Violation, a rape revenge thriller from Madeleine Sims-Fewer and Dusty Mancinelli, casts a decisively female gaze on the oft-maligned genre. This debut feature from the directing duo centres on Miriam (played by Sims-Fewer), a woman whose marriage is on the brink and whose relationship with her sister Greta (Anna Maguire) is fraught with jealousy and contempt. The only person with whom she finds a natural ease and levity is her childhood friend and brother-in-law, Dylan (Jesse LaVercombe).
To reveal much more of the plot’s details would ruin the careful construction of the story, which unfurls in non-chronological order. The result is often disorienting, but highly reflective of Miriam’s anxiety-filled and trauma-soaked memories. Despite the dreamily structured narrative, Violation also has a disturbingly naturalistic, grounded quality. The revenge sequence in particular slows to an almost real-time pace, every agonising detail and sound unflinchingly committed to the screen.
There’s nothing gratuitous or even triumphant about Violation; it’s about one woman’s methodical, desperate attempt to destroy what devastated her. Even she knows her actions won’t soothe the hurt she feels, yet she does it anyway. Through a performance of extraordinary physical and emotional endurance, Sims-Fewer embodies the tension between Violation’s hazy narrative framing and the events’ stone-cold realism: Miriam’s wild eyes appear elsewhere, haunted, while her body cannot escape her surroundings. The outcome is a performance that is distressingly credible.

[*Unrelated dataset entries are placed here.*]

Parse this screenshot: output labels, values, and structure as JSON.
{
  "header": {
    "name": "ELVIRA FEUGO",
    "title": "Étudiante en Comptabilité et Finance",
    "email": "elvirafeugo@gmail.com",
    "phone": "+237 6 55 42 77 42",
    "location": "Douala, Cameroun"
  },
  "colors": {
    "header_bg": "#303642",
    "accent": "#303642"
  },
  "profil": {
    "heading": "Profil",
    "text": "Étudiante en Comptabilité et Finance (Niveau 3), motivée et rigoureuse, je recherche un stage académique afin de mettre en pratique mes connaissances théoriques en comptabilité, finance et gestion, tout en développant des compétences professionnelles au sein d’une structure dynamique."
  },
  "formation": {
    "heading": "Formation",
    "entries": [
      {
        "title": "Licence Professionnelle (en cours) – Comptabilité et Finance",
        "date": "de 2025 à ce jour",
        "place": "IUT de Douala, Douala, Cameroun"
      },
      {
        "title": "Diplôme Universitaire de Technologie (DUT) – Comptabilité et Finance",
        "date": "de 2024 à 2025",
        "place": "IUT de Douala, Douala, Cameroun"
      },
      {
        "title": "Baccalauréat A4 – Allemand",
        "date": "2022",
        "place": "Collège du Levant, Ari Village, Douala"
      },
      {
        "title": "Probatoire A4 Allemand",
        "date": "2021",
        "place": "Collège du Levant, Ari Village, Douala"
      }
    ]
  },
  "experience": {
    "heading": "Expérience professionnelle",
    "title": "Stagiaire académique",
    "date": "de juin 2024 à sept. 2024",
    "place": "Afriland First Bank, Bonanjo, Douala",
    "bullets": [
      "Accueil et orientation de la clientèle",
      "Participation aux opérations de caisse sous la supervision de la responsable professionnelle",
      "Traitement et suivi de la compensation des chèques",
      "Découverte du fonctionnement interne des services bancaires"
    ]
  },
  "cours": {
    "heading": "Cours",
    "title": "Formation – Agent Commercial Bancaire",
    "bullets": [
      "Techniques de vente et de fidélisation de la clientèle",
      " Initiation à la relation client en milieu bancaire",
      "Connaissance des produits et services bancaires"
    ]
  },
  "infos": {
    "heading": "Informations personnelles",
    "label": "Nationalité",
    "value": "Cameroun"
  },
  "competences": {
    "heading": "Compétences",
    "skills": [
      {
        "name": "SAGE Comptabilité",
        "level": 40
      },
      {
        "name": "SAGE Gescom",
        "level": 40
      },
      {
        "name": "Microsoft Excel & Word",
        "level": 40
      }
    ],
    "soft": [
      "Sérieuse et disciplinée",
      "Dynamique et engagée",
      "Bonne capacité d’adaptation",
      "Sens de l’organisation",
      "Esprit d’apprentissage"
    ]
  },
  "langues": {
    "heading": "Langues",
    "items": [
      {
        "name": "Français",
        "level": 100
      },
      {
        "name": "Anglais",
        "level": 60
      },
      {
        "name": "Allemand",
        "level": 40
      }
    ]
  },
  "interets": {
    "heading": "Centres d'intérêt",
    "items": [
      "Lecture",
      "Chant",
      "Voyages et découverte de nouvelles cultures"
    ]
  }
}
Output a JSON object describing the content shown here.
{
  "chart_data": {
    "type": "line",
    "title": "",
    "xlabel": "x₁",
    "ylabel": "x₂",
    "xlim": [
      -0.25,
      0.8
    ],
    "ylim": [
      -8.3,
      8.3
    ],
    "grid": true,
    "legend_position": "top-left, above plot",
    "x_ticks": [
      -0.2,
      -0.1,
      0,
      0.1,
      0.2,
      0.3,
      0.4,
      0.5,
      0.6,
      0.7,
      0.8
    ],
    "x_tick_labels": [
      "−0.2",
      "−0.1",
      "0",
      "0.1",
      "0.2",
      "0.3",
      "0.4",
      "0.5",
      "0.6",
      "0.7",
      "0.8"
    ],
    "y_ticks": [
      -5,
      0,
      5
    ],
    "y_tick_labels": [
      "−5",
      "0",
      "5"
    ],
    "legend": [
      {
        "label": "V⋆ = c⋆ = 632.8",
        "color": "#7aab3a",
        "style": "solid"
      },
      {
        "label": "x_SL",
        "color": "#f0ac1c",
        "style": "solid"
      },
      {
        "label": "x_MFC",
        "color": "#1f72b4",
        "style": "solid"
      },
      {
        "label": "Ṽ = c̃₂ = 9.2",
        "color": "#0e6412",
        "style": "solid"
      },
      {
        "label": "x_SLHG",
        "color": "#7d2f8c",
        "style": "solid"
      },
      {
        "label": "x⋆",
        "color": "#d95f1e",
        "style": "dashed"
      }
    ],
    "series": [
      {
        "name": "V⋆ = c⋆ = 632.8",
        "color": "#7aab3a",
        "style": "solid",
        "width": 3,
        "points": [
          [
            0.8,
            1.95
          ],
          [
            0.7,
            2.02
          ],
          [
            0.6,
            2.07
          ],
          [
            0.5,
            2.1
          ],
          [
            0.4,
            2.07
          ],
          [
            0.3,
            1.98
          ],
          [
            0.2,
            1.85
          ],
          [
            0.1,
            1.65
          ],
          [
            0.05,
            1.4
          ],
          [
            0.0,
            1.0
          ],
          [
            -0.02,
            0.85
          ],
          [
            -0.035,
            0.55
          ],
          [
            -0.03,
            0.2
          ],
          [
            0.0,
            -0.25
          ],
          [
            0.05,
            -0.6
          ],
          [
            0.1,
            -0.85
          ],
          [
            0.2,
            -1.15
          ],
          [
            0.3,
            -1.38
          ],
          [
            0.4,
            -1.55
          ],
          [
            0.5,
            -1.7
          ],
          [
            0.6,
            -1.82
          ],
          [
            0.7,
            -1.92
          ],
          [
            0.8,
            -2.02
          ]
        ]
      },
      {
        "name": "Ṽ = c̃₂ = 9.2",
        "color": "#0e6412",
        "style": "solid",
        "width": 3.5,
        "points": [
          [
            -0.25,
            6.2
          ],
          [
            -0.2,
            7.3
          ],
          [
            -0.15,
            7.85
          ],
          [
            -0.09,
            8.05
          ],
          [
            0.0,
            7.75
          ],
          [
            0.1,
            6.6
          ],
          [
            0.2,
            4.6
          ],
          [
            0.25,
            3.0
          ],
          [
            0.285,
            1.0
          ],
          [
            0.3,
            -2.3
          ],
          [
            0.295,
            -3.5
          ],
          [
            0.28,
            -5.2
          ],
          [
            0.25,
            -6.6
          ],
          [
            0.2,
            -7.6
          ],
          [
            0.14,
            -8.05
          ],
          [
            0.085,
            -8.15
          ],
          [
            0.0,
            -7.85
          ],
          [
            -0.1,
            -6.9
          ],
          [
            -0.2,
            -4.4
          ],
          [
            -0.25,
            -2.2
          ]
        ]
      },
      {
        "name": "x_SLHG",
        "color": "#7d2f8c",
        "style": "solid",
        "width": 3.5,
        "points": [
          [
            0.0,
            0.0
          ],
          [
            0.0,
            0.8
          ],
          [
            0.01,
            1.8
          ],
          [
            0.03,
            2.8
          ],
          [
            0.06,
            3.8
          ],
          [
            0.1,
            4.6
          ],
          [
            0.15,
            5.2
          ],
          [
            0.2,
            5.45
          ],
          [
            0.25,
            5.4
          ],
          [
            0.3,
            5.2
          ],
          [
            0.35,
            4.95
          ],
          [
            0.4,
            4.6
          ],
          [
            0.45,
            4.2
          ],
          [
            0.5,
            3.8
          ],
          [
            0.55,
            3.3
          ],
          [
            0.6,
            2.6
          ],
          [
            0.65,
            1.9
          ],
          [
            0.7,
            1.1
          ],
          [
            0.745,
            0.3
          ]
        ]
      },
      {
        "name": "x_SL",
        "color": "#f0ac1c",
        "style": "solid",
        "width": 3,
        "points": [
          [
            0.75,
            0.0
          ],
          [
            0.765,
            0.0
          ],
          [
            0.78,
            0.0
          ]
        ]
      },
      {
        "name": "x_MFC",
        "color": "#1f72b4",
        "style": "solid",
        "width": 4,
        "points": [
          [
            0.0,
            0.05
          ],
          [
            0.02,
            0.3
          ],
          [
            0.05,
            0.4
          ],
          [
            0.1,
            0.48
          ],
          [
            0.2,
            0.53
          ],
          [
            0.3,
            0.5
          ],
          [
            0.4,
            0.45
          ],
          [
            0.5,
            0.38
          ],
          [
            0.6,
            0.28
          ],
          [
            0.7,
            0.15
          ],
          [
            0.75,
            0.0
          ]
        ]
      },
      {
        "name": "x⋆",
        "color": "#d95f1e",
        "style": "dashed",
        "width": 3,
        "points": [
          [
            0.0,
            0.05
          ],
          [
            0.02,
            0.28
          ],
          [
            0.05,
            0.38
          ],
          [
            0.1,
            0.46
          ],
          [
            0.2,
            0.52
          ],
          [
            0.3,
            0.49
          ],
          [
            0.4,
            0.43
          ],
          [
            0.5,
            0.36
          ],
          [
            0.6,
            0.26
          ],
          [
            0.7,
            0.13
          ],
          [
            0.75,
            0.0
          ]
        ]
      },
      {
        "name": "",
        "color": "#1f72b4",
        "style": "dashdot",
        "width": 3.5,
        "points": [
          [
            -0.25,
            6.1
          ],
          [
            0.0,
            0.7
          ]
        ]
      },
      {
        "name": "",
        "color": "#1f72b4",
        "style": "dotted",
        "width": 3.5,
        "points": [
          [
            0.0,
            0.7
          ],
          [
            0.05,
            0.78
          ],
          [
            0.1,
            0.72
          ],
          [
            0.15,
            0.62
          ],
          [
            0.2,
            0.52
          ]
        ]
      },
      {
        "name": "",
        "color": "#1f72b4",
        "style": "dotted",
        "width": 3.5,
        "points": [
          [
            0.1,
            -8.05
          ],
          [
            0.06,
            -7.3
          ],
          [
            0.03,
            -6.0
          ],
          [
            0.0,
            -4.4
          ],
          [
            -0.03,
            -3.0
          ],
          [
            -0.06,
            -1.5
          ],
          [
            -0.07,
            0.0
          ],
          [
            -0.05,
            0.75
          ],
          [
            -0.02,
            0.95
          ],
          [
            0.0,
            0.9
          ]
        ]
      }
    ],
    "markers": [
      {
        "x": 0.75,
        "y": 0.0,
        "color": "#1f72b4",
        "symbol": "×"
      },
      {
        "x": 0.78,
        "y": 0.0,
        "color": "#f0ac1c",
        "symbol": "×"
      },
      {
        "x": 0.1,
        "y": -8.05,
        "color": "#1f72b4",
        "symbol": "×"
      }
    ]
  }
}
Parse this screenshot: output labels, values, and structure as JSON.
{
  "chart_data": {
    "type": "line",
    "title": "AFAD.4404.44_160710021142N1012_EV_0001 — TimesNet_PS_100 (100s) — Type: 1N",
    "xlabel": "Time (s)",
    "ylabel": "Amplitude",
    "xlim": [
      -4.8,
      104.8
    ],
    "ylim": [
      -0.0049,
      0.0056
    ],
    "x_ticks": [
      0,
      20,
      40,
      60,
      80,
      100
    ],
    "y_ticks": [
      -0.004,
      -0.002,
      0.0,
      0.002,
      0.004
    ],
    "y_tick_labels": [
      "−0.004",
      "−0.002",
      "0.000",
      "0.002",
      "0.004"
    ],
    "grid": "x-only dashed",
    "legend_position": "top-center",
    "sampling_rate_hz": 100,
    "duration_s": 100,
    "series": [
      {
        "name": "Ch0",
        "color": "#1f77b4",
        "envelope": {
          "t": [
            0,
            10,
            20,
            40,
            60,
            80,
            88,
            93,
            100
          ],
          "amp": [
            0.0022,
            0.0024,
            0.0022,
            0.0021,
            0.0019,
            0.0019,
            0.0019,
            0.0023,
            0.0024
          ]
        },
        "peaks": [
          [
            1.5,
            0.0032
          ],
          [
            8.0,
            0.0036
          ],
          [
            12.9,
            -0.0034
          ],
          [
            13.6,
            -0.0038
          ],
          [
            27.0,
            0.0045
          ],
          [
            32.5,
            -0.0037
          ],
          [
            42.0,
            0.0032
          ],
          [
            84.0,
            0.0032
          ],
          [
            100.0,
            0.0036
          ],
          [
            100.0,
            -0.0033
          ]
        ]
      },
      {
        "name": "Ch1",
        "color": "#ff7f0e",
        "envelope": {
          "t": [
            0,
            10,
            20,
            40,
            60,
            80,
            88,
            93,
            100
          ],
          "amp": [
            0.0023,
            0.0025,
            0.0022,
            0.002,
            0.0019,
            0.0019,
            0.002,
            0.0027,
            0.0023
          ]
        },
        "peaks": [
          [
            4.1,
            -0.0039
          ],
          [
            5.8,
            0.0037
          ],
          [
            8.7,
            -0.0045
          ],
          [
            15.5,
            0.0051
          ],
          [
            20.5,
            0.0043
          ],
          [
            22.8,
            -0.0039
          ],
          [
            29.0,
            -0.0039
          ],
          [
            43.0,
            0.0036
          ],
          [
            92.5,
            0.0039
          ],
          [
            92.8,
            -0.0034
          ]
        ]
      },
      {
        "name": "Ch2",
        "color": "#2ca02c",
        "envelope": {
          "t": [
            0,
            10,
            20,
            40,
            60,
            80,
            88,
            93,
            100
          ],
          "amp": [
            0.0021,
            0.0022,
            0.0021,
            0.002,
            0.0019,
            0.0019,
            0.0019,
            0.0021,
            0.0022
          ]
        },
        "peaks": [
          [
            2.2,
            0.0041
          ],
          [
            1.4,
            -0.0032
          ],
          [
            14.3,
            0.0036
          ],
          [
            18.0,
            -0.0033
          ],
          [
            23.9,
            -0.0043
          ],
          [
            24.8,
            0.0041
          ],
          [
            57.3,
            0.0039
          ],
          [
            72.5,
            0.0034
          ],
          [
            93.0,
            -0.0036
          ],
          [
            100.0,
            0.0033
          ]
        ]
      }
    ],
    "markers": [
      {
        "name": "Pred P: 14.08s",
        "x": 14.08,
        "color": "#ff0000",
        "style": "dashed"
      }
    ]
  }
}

If Violation has one flaw however, it is its use of visual motifs. Taking place almost exclusively in the wilderness of Quebec, the creators make heavy-handed use of animal imagery. A dark wolf feasting on a carcass, trapped spiders flailing beneath glass, rabbits being caught and skinned, landscapes tilting and keeping the viewer off-balance. It proves too on-the-nose to function as it’s intended, but the wild landscapes and eerie music do afford Violation a further sense of otherworldliness, counterbalancing the unwavering commitment to realism. The result is a trope-defying, claustrophobic, and disturbing genre thriller bolstered by phenomenal performances. Miriam’s story is a hard one to shake.
Violation is released March 25th on Shudder.